Bruno Souza comentou que a infecção por zika vírus foi introduzida no Brasil na metade de 2014 e foi registrado um grande surto no primeiro trimestre de 2015. O vírus vem da África e, fora do continente, só teve um surto registrado nas ilhas da Polinésia Francesa, na Oceania. “Ela era uma infecção teoricamente simples, com poucos sintomas e de fácil resolutividade. Então todas as atenções voltadas para a zika começaram a partir de agora, com a relação com a microcefalia”, pontuou.
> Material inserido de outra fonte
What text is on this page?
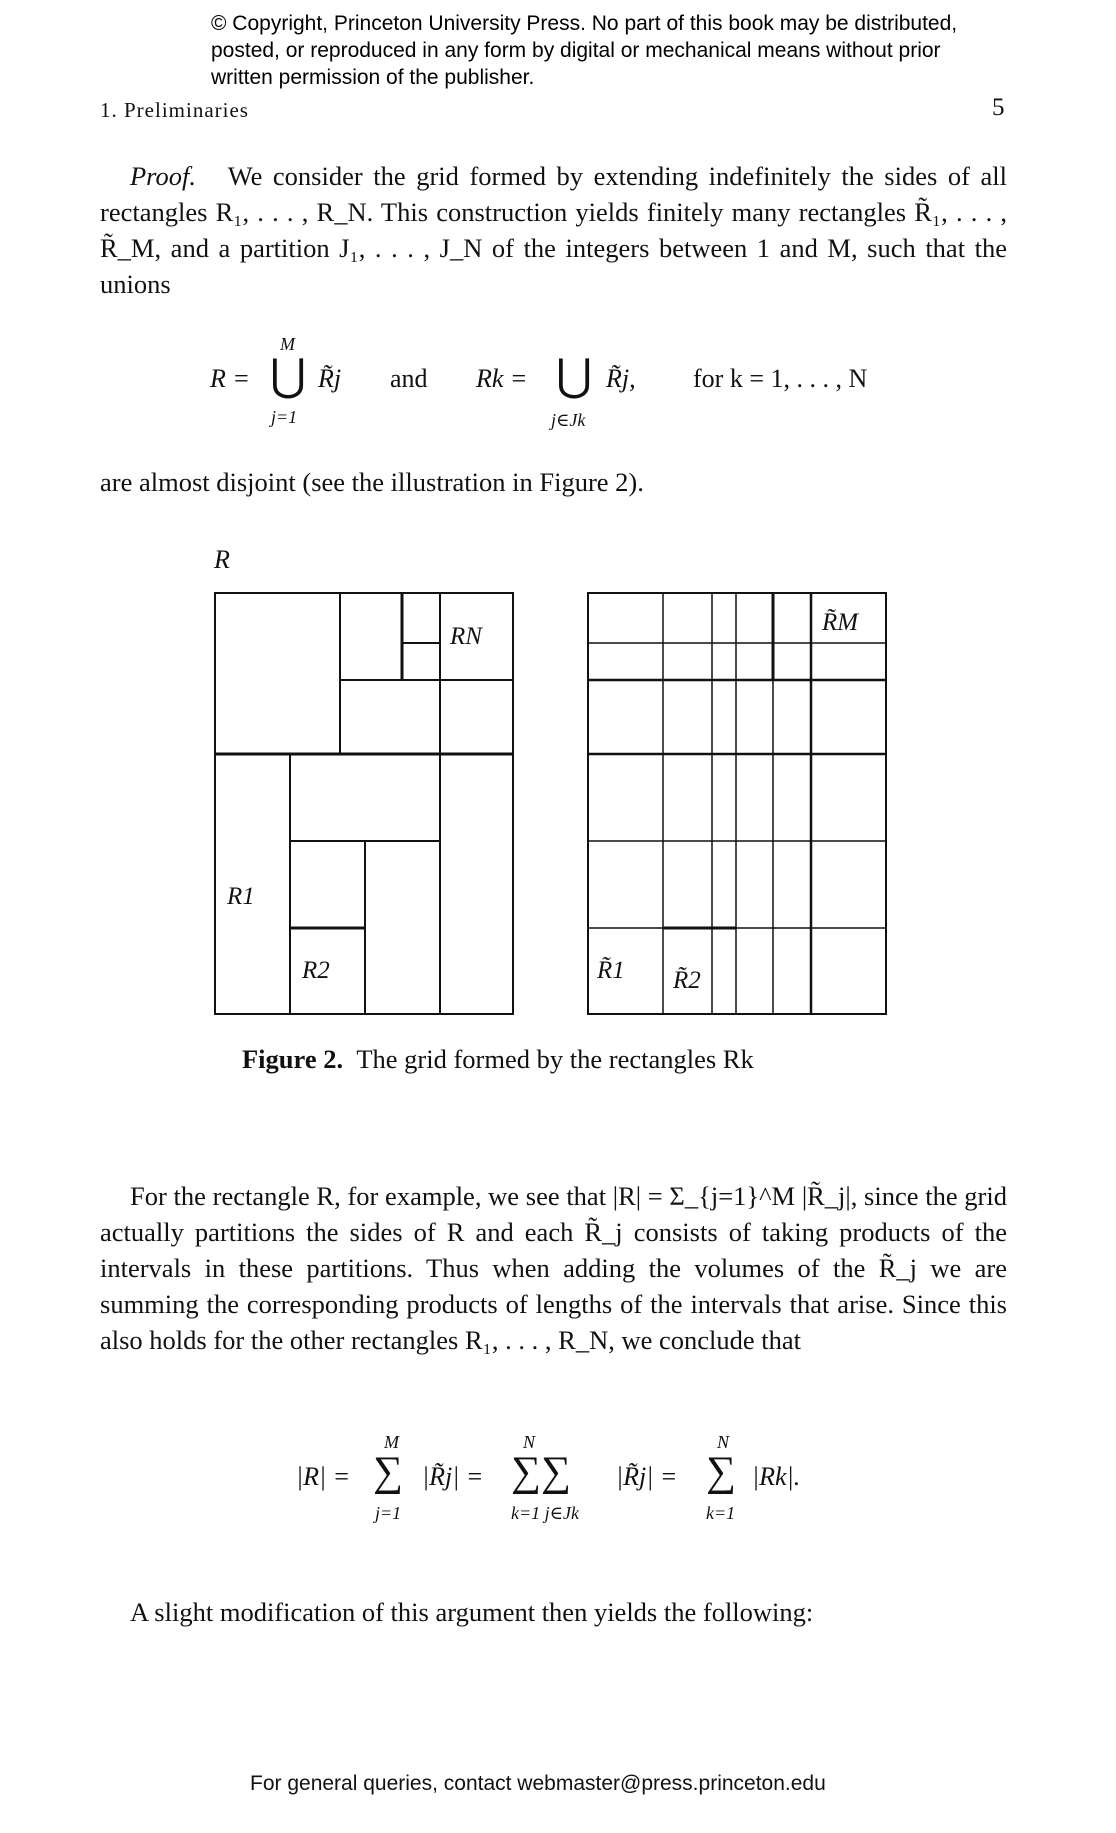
© Copyright, Princeton University Press. No part of this book may be distributed, posted, or reproduced in any form by digital or mechanical means without prior written permission of the publisher.
1. Preliminaries	5
Proof. We consider the grid formed by extending indefinitely the sides of all rectangles R₁, . . . , R_N. This construction yields finitely many rectangles R̃₁, . . . , R̃_M, and a partition J₁, . . . , J_N of the integers between 1 and M, such that the unions
R =
M
⋃
j=1
R̃j and Rk = ⋃
j∈Jk
R̃j, for k = 1, . . . , N
are almost disjoint (see the illustration in Figure 2).
R
RN
R1
R2
R̃M
R̃1 R̃2
Figure 2. The grid formed by the rectangles Rk
For the rectangle R, for example, we see that |R| = Σ_{j=1}^M |R̃_j|, since the grid actually partitions the sides of R and each R̃_j consists of taking products of the intervals in these partitions. Thus when adding the volumes of the R̃_j we are summing the corresponding products of lengths of the intervals that arise. Since this also holds for the other rectangles R₁, . . . , R_N, we conclude that
|R| =
M
∑
j=1
|R̃j| =
N
∑∑
k=1 j∈Jk
|R̃j| =
N
∑
k=1
|Rk|.
A slight modification of this argument then yields the following:
For general queries, contact webmaster@press.princeton.edu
O médico explicou que na Polinésia Francesa também foi verificado um aumento da incidência de microcefalia na ocasião do surto de zika vírus. Na África, segundo ele, essa relação não foi identificada devido a outros problemas encontrados no continente.

“Outros problemas relacionados à subnutrição e a outras doenças endêmicas causam um confundimento em relação ao diagnóstico da microcefalia. Por isso, ela nem era diagnosticada e isso faz com que a gente não tenha registro prévio nos países africanos. Também existem outros problemas que podem gerar confundimento por causarem diminuição do perímetro cefálico”, comentou.

Segundo o pediatra, o caso do Brasil é diferente. “O que chama a atenção no Brasil, por ser diferente dos outros países, é a questão da dimensão continental. É por isso que a incidência do número de casos aumenta de uma forma muito mais proporcional”, ressaltou.